IVP New Testament Commentary Series – The Last Two Angels (14:17-20)
Resources chevron-right IVP New Testament Commentary Series chevron-right Revelation chevron-right The Firstfruits and the Harvest (14:1-20) chevron-right The Harvest (14:6-20) chevron-right The Last Two Angels (14:17-20)
The Last Two Angels (14:17-20)

The statement that "the earth was harvested" has a ring of finality to it, but the harvest is not over. Two more angels appear, the first out of the temple in heaven (v. 17), like the angel who issued the command to harvest the earth, and the second from the altar (v. 18). As before, the first angel is carrying a sharp sickle, and the second gives the order to use it.

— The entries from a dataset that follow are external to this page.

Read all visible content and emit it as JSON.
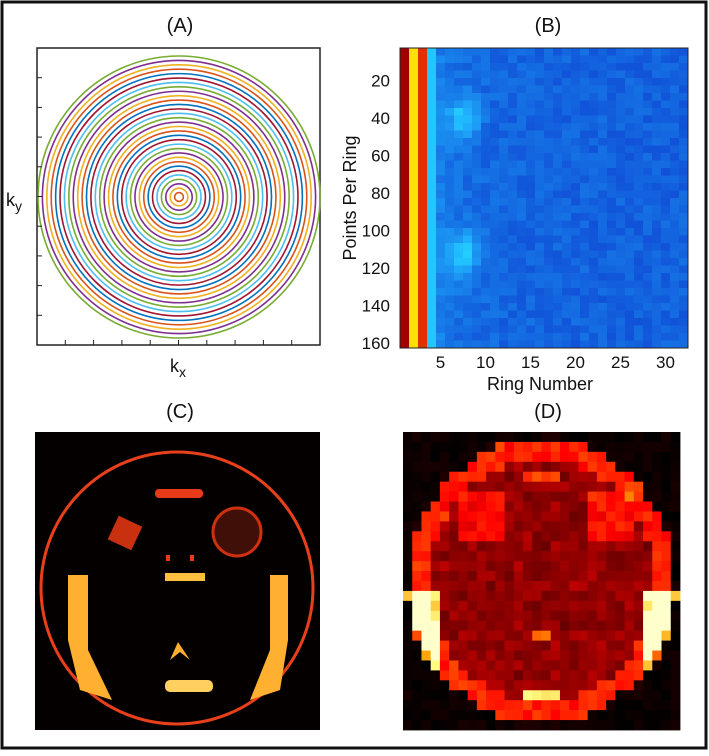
{
  "panels": [
    {
      "label": "(A)",
      "y_label": {
        "base": "k",
        "sub": "y"
      },
      "x_label": {
        "base": "k",
        "sub": "x"
      }
    },
    {
      "label": "(B)",
      "y_label": "Points Per Ring",
      "x_label": "Ring Number",
      "y_ticks": [
        "20",
        "40",
        "60",
        "80",
        "100",
        "120",
        "140",
        "160"
      ],
      "x_ticks": [
        "5",
        "10",
        "15",
        "20",
        "25",
        "30"
      ]
    },
    {
      "label": "(C)"
    },
    {
      "label": "(D)"
    }
  ]
}
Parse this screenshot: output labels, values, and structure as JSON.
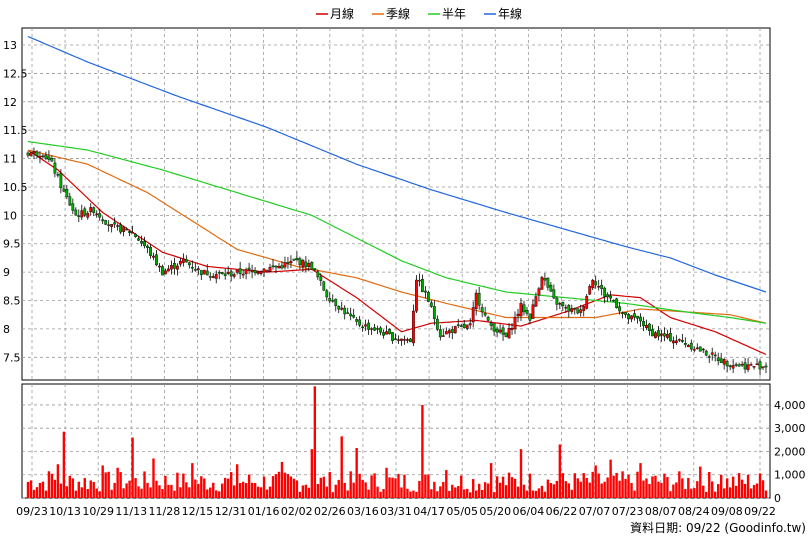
{
  "chart_data": [
    {
      "type": "candlestick",
      "legend": [
        {
          "name": "月線",
          "color": "#d00000"
        },
        {
          "name": "季線",
          "color": "#e06a10"
        },
        {
          "name": "半年",
          "color": "#22cc22"
        },
        {
          "name": "年線",
          "color": "#2266dd"
        }
      ],
      "y_ticks": [
        "7.5",
        "8",
        "8.5",
        "9",
        "9.5",
        "10",
        "10.5",
        "11",
        "11.5",
        "12",
        "12.5",
        "13"
      ],
      "ylim": [
        7.1,
        13.3
      ],
      "x_ticks": [
        "09/23",
        "10/13",
        "10/29",
        "11/13",
        "11/28",
        "12/15",
        "12/31",
        "01/16",
        "02/02",
        "02/26",
        "03/16",
        "03/31",
        "04/17",
        "05/05",
        "05/20",
        "06/04",
        "06/22",
        "07/07",
        "07/23",
        "08/07",
        "08/24",
        "09/08",
        "09/22"
      ],
      "n_days": 248,
      "colors": {
        "up": "#ff0000",
        "down": "#00aa00"
      },
      "close_anchors": [
        [
          0,
          11.1
        ],
        [
          5,
          11.1
        ],
        [
          8,
          10.9
        ],
        [
          12,
          10.4
        ],
        [
          16,
          10.0
        ],
        [
          22,
          10.1
        ],
        [
          28,
          9.8
        ],
        [
          35,
          9.7
        ],
        [
          40,
          9.4
        ],
        [
          45,
          9.0
        ],
        [
          52,
          9.2
        ],
        [
          58,
          9.0
        ],
        [
          65,
          8.95
        ],
        [
          72,
          9.0
        ],
        [
          78,
          9.05
        ],
        [
          84,
          9.1
        ],
        [
          90,
          9.2
        ],
        [
          95,
          9.1
        ],
        [
          100,
          8.6
        ],
        [
          104,
          8.4
        ],
        [
          110,
          8.1
        ],
        [
          116,
          8.0
        ],
        [
          122,
          7.85
        ],
        [
          128,
          7.8
        ],
        [
          130,
          8.9
        ],
        [
          134,
          8.5
        ],
        [
          138,
          7.9
        ],
        [
          143,
          8.0
        ],
        [
          148,
          8.05
        ],
        [
          150,
          8.6
        ],
        [
          154,
          8.1
        ],
        [
          160,
          7.85
        ],
        [
          165,
          8.4
        ],
        [
          168,
          8.2
        ],
        [
          172,
          8.95
        ],
        [
          176,
          8.5
        ],
        [
          180,
          8.35
        ],
        [
          185,
          8.3
        ],
        [
          189,
          8.9
        ],
        [
          193,
          8.6
        ],
        [
          196,
          8.5
        ],
        [
          200,
          8.2
        ],
        [
          205,
          8.15
        ],
        [
          208,
          7.95
        ],
        [
          214,
          7.85
        ],
        [
          220,
          7.75
        ],
        [
          228,
          7.55
        ],
        [
          234,
          7.4
        ],
        [
          240,
          7.35
        ],
        [
          247,
          7.35
        ]
      ],
      "ma_lines": [
        {
          "name": "月線",
          "points": [
            [
              0,
              11.15
            ],
            [
              10,
              10.8
            ],
            [
              25,
              10.05
            ],
            [
              45,
              9.35
            ],
            [
              60,
              9.1
            ],
            [
              80,
              9.0
            ],
            [
              95,
              9.05
            ],
            [
              110,
              8.55
            ],
            [
              125,
              7.95
            ],
            [
              135,
              8.1
            ],
            [
              150,
              8.15
            ],
            [
              165,
              8.05
            ],
            [
              180,
              8.3
            ],
            [
              195,
              8.6
            ],
            [
              205,
              8.55
            ],
            [
              215,
              8.2
            ],
            [
              230,
              7.95
            ],
            [
              247,
              7.55
            ]
          ]
        },
        {
          "name": "季線",
          "points": [
            [
              0,
              11.15
            ],
            [
              20,
              10.9
            ],
            [
              40,
              10.4
            ],
            [
              55,
              9.9
            ],
            [
              70,
              9.4
            ],
            [
              90,
              9.1
            ],
            [
              110,
              8.9
            ],
            [
              125,
              8.65
            ],
            [
              140,
              8.45
            ],
            [
              160,
              8.2
            ],
            [
              175,
              8.2
            ],
            [
              190,
              8.2
            ],
            [
              205,
              8.35
            ],
            [
              220,
              8.3
            ],
            [
              235,
              8.25
            ],
            [
              247,
              8.1
            ]
          ]
        },
        {
          "name": "半年",
          "points": [
            [
              0,
              11.3
            ],
            [
              20,
              11.15
            ],
            [
              45,
              10.8
            ],
            [
              70,
              10.4
            ],
            [
              95,
              10.0
            ],
            [
              110,
              9.6
            ],
            [
              125,
              9.2
            ],
            [
              140,
              8.9
            ],
            [
              160,
              8.65
            ],
            [
              180,
              8.55
            ],
            [
              200,
              8.45
            ],
            [
              220,
              8.3
            ],
            [
              235,
              8.2
            ],
            [
              247,
              8.1
            ]
          ]
        },
        {
          "name": "年線",
          "points": [
            [
              0,
              13.15
            ],
            [
              20,
              12.7
            ],
            [
              50,
              12.1
            ],
            [
              80,
              11.55
            ],
            [
              110,
              10.9
            ],
            [
              135,
              10.45
            ],
            [
              160,
              10.05
            ],
            [
              180,
              9.75
            ],
            [
              200,
              9.45
            ],
            [
              215,
              9.25
            ],
            [
              230,
              8.95
            ],
            [
              247,
              8.65
            ]
          ]
        }
      ]
    },
    {
      "type": "bar",
      "y_ticks": [
        "0",
        "1,000",
        "2,000",
        "3,000",
        "4,000"
      ],
      "ylim": [
        0,
        4900
      ],
      "n_days": 248,
      "base_volume": 700,
      "spikes": [
        [
          7,
          1150
        ],
        [
          10,
          1450
        ],
        [
          12,
          2850
        ],
        [
          25,
          1400
        ],
        [
          30,
          1300
        ],
        [
          35,
          2600
        ],
        [
          42,
          1700
        ],
        [
          55,
          1500
        ],
        [
          70,
          1450
        ],
        [
          85,
          1550
        ],
        [
          95,
          2100
        ],
        [
          96,
          4800
        ],
        [
          105,
          2650
        ],
        [
          110,
          2150
        ],
        [
          120,
          1300
        ],
        [
          132,
          4000
        ],
        [
          140,
          1200
        ],
        [
          155,
          1500
        ],
        [
          165,
          2100
        ],
        [
          178,
          2300
        ],
        [
          190,
          1400
        ],
        [
          195,
          1650
        ],
        [
          205,
          1500
        ],
        [
          225,
          1350
        ],
        [
          232,
          1000
        ]
      ]
    }
  ],
  "footer": {
    "label": "資料日期: 09/22 (Goodinfo.tw)"
  }
}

The harvest that now ensues is far more graphic and terrible than the earth harvest so briefly described in verses 15-16. It is a destructive harvest carried out in fire and blood. The angel commanding it is the angel who had charge of the fire (v. 18)—perhaps the same angel who earlier "took the censer, filled it with fire from the altar, and hurled it on the earth" (8:5). Here as in the earlier vision, destructive judgment comes, ironically, from the altar in heaven, the place of mercy and the focus of Christian worship. If the first stage of the harvest was a generic "harvest of the earth," presumably of wheat or some other grain, this is to be a grape harvest—the "vintage of the earth" (v. 19 NRSV; literally "the vine of the earth"). The dark red juice of grapes suggests the image of blood and violent death. The grape clusters are cut off with the sickle and thrown into the great winepress of God's wrath and trampled in the winepress outside the city, and blood flowed out of the press, rising as high as the horses' bridles for a distance of 1,600 stadia (vv. 19-20).

What scene anywhere in the book of Revelation is as gruesome as this one? Moreover, why does the harvest take place in two such contrasting stages? One possibility is that the "harvest of the earth" corresponds to the first four trumpets (8:6-13), which affected only the natural creation, while the "vintage of the earth," or grape harvest, matches the last three trumpets (9:1—11:19), which brought injury and death to humans as well. A more likely interpretation is that this harvest, like the one John the Baptist predicted in Matthew and Luke, involves both salvation and destruction, but with emphasis on the latter. The Baptizer spoke of "one more powerful than I," who would "clear his threshing floor" and "gather the wheat into his barn, but . . . burn up the chaff with unquenchable fire" (Lk 3:17). Instead of wheat and chaff, the vision in Revelation contrasts the bloodless harvest of grain with the bloody winepress of God's wrath (v. 19).

Because he has displayed so clearly the victory of the redeemed in 14:1-5 (and will do so again in 15:2-4), the accent of John's vision of harvest is on the destruction of the wicked, not the salvation of the righteous. Writing against the background of America's own Civil War bloodbath, Julia Ward Howe captured something of the spirit of this graphic vision in her famous lines,

Mine eyes have seen the glory of the coming of the Lord;

He is trampling out the vintage where the grapes of wrath are stored;

He has loosed the fateful lightning of His terrible swift sword;

His truth is marching on.

If the trampling of the vintage is the work of angels in this vision, it is unmistakably Christ's own work in a later passage, where the one who treads the winepress of the fury of the wrath of God Almighty is immediately identified as king of kings and lord of lords (19:15-16). Once more the four angels of the harvest are functionally equivalent to Jesus, the Son of Man and the Judge. Their bloody work of retribution is his as well. Not everyone agrees. Caird, for example (1966:191-94), understands the bloodbath not as God's punishment of the wicked but as the deaths of Christian martyrs at the hands of their oppressors. John's purpose, he says, is "to make a profound disclosure about the great martyrdom, to show that the bloodbath of persecution, which might appear to be the total defeat of the church, was to the eyes of faith the ingathering of the elect and the means whereby the Son of Man would turn the slaughter of his saints into the downfall of his enemies" (1966:243).

The difficulty with this view is that the number of the martyrs is already complete (14:1-5). The grape harvest is more easily understood as God's wrath against those responsible for their deaths. In John's view, martyrdom is not its own reward. The martyrs are victorious only because their deaths are followed by actual resurrection and actual judgment against their enemies. Caird's interpretation seems motivated more by a desire to downplay the wrath and vengeance of God than by the actual language of the text. Christian piety has followed a sounder instinct in pointing out an ironic parallel between Christ (through his angels) treading the bloody winepress of God's wrath here, and Christ enduring God's wrath against sin on the cross by shedding his own blood. The further irony that both this judgment and the judgment of sin at Jesus' crucifixion took place outside the city (see Heb 13:12 and perhaps Mt 21:39) may well be intentional.